In the present study, we developed and utilized four ensembles of bagging algorithms, such as bagging with REPtree, bagging with RF, bagging with M5P, and bagging with RT for the first time for modelling the flood susceptibility mapping in the Teesta River basin, Bangladesh (Northern). A total of 413 flooding points with twelve parameters, such as elevation, slope, curvature, aspect, SPI, TWI, STI, LULC, rainfall, distance to the river, TWI, and soil types, which affect the flooding, were selected for modelling. The importance of flood condition parameters were determined by employing the IGR technique. Based on the feature selection outcomes, aspect was not considered for flood susceptible modelling. The ROC curve was used to validate the flood susceptible models. The Friedman test, Wilcoxon signed-rank test, Kruskal–Wallis test and Kolmogorov–Smirnov test were employed to explore the differences of performance of the flood susceptible models with each other. The highest flexibility and predictive ability were obtained in case of the bagging with M5P algorithm, followed by bagging with RF, bagging with REPtree and bagging with RT. The application of the ROC Curve in the outcome validation phase depicted that bagging with the M5P algorithm had the highest efficiency in comparison with other models (AUC = 0.945). However, the performance of all models for the mapping of flood susceptibility were excellent. The findings of the study stated that bagging with M5P and bagging with RF are one most capable tool for flood susceptible modelling. As an optimal model, a total area of 30% was identified as highly vulnerable to flooding. However, the major drawback is that the application of these models did not consider the changes over time for some factors, including SPI and LULC, because these are dynamic. Based on the availability of temporal datasets of these factors, future research on the temporal scale will be performed. Furthermore, these models can be upgraded by performing the sensitivity analysis concerning various influential factors. Bagging with the M5P algorithm, in comparison with the other models, had advantages, including fewer candidate parameters, high optimization capability, and fast convergence for preparing flash flood susceptibility maps.

In recent times, the strategies for the management of flood are considered as the top priority, particularly in Bangladesh, where flash floods occur every year. However, other basins and regions have not yet been appraised for flood mitigation plans.
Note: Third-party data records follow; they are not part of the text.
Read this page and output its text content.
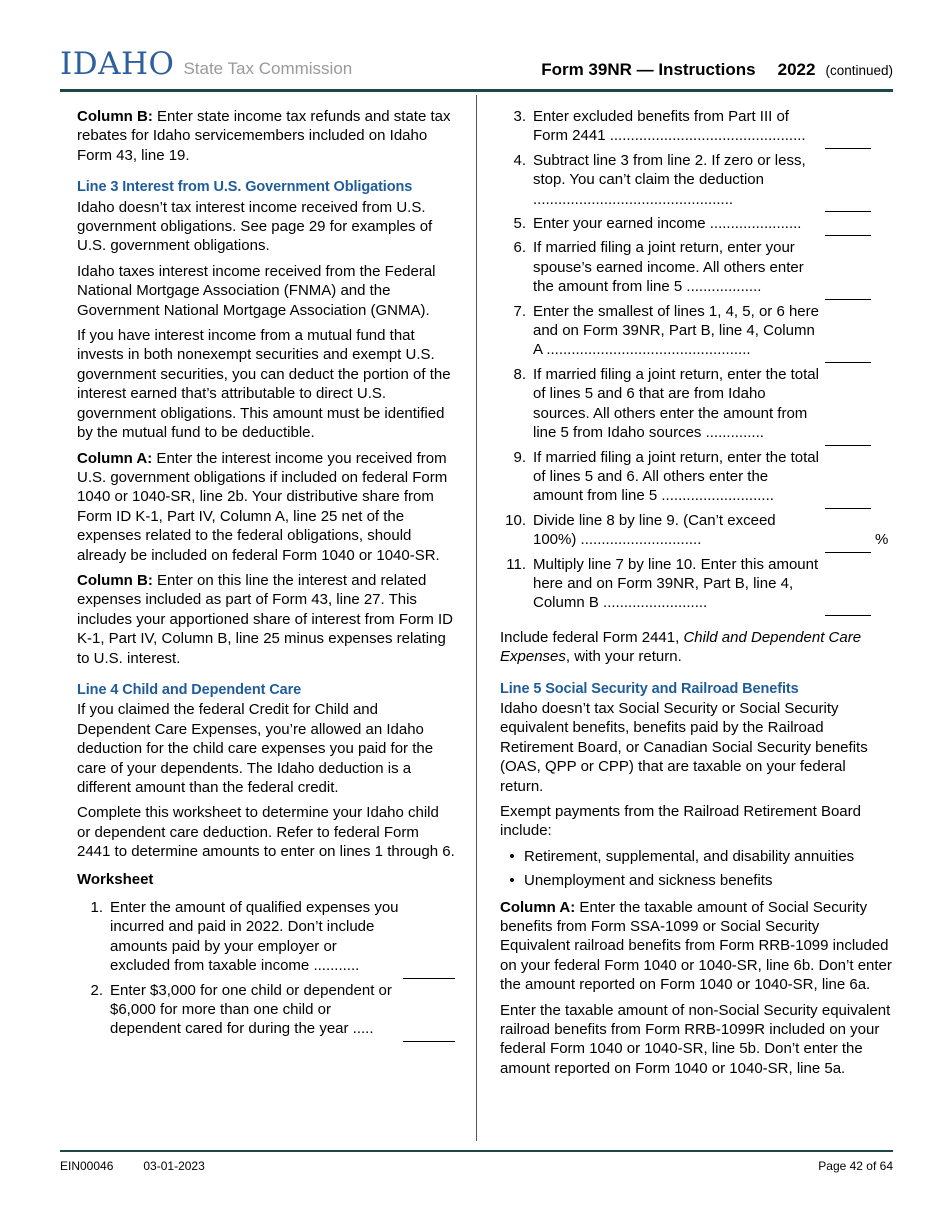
IDAHO State Tax Commission	Form 39NR — Instructions 2022 (continued)

Column B: Enter state income tax refunds and state tax rebates for Idaho servicemembers included on Idaho Form 43, line 19.

Line 3 Interest from U.S. Government Obligations

Idaho doesn’t tax interest income received from U.S. government obligations. See page 29 for examples of U.S. government obligations.

Idaho taxes interest income received from the Federal National Mortgage Association (FNMA) and the Government National Mortgage Association (GNMA).

If you have interest income from a mutual fund that invests in both nonexempt securities and exempt U.S. government securities, you can deduct the portion of the interest earned that’s attributable to direct U.S. government obligations. This amount must be identified by the mutual fund to be deductible.

Column A: Enter the interest income you received from U.S. government obligations if included on federal Form 1040 or 1040-SR, line 2b. Your distributive share from Form ID K-1, Part IV, Column A, line 25 net of the expenses related to the federal obligations, should already be included on federal Form 1040 or 1040-SR.

Column B: Enter on this line the interest and related expenses included as part of Form 43, line 27. This includes your apportioned share of interest from Form ID K-1, Part IV, Column B, line 25 minus expenses relating to U.S. interest.

Line 4 Child and Dependent Care

If you claimed the federal Credit for Child and Dependent Care Expenses, you’re allowed an Idaho deduction for the child care expenses you paid for the care of your dependents. The Idaho deduction is a different amount than the federal credit.

Complete this worksheet to determine your Idaho child or dependent care deduction. Refer to federal Form 2441 to determine amounts to enter on lines 1 through 6.

Worksheet
1. Enter the amount of qualified expenses you incurred and paid in 2022. Don’t include amounts paid by your employer or excluded from taxable income ...........
2. Enter $3,000 for one child or dependent or $6,000 for more than one child or dependent cared for during the year .....
3. Enter excluded benefits from Part III of Form 2441 ...............................................
4. Subtract line 3 from line 2. If zero or less, stop. You can’t claim the deduction ................................................
5. Enter your earned income ......................
6. If married filing a joint return, enter your spouse’s earned income. All others enter the amount from line 5 ..................
7. Enter the smallest of lines 1, 4, 5, or 6 here and on Form 39NR, Part B, line 4, Column A .................................................
8. If married filing a joint return, enter the total of lines 5 and 6 that are from Idaho sources. All others enter the amount from line 5 from Idaho sources ..............
9. If married filing a joint return, enter the total of lines 5 and 6. All others enter the amount from line 5 ...........................
10. Divide line 8 by line 9. (Can’t exceed 100%) .............................	%
11. Multiply line 7 by line 10. Enter this amount here and on Form 39NR, Part B, line 4, Column B .........................

Include federal Form 2441, Child and Dependent Care Expenses, with your return.

Line 5 Social Security and Railroad Benefits

Idaho doesn’t tax Social Security or Social Security equivalent benefits, benefits paid by the Railroad Retirement Board, or Canadian Social Security benefits (OAS, QPP or CPP) that are taxable on your federal return.

Exempt payments from the Railroad Retirement Board include:

• Retirement, supplemental, and disability annuities
• Unemployment and sickness benefits

Column A: Enter the taxable amount of Social Security benefits from Form SSA-1099 or Social Security Equivalent railroad benefits from Form RRB-1099 included on your federal Form 1040 or 1040-SR, line 6b. Don’t enter the amount reported on Form 1040 or 1040-SR, line 6a.

Enter the taxable amount of non-Social Security equivalent railroad benefits from Form RRB-1099R included on your federal Form 1040 or 1040-SR, line 5b. Don’t enter the amount reported on Form 1040 or 1040-SR, line 5a.

EIN00046	03-01-2023	Page 42 of 64
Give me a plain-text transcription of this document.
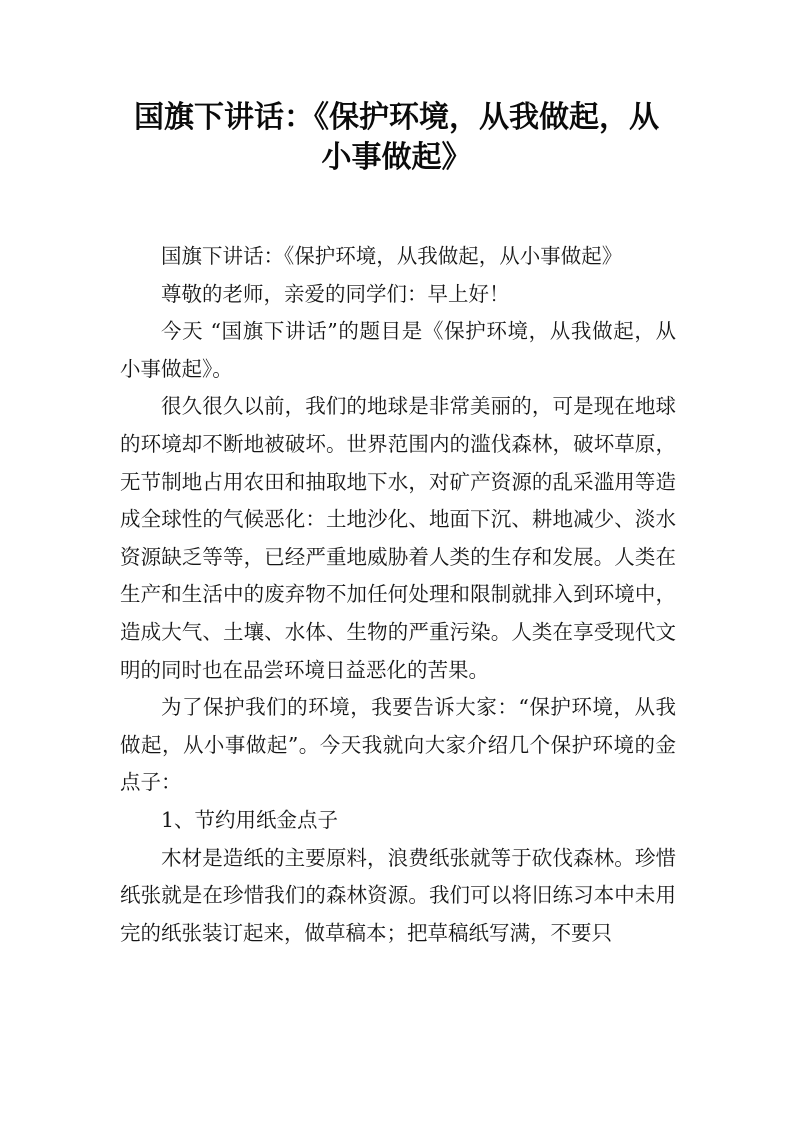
国旗下讲话：《保护环境，从我做起，从
小事做起》

国旗下讲话：《保护环境，从我做起，从小事做起》

尊敬的老师，亲爱的同学们：早上好！

今天 “国旗下讲话”的题目是《保护环境，从我做起，从小事做起》。

很久很久以前，我们的地球是非常美丽的，可是现在地球的环境却不断地被破坏。世界范围内的滥伐森林，破坏草原，无节制地占用农田和抽取地下水，对矿产资源的乱采滥用等造成全球性的气候恶化：土地沙化、地面下沉、耕地减少、淡水资源缺乏等等，已经严重地威胁着人类的生存和发展。人类在生产和生活中的废弃物不加任何处理和限制就排入到环境中，造成大气、土壤、水体、生物的严重污染。人类在享受现代文明的同时也在品尝环境日益恶化的苦果。

为了保护我们的环境，我要告诉大家：“保护环境，从我做起，从小事做起”。今天我就向大家介绍几个保护环境的金点子：

1、节约用纸金点子

木材是造纸的主要原料，浪费纸张就等于砍伐森林。珍惜纸张就是在珍惜我们的森林资源。我们可以将旧练习本中未用完的纸张装订起来，做草稿本；把草稿纸写满，不要只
Hence, the present study was taken place in the Teesta River basin using some advanced machine learning algorithms, which will provide valuable information concerning methods to be adopted for supporting the local authorities and other parties in developing efficient alleviation strategies of flash flood and land-use policy planning not only Bangladesh but also other basins of the world.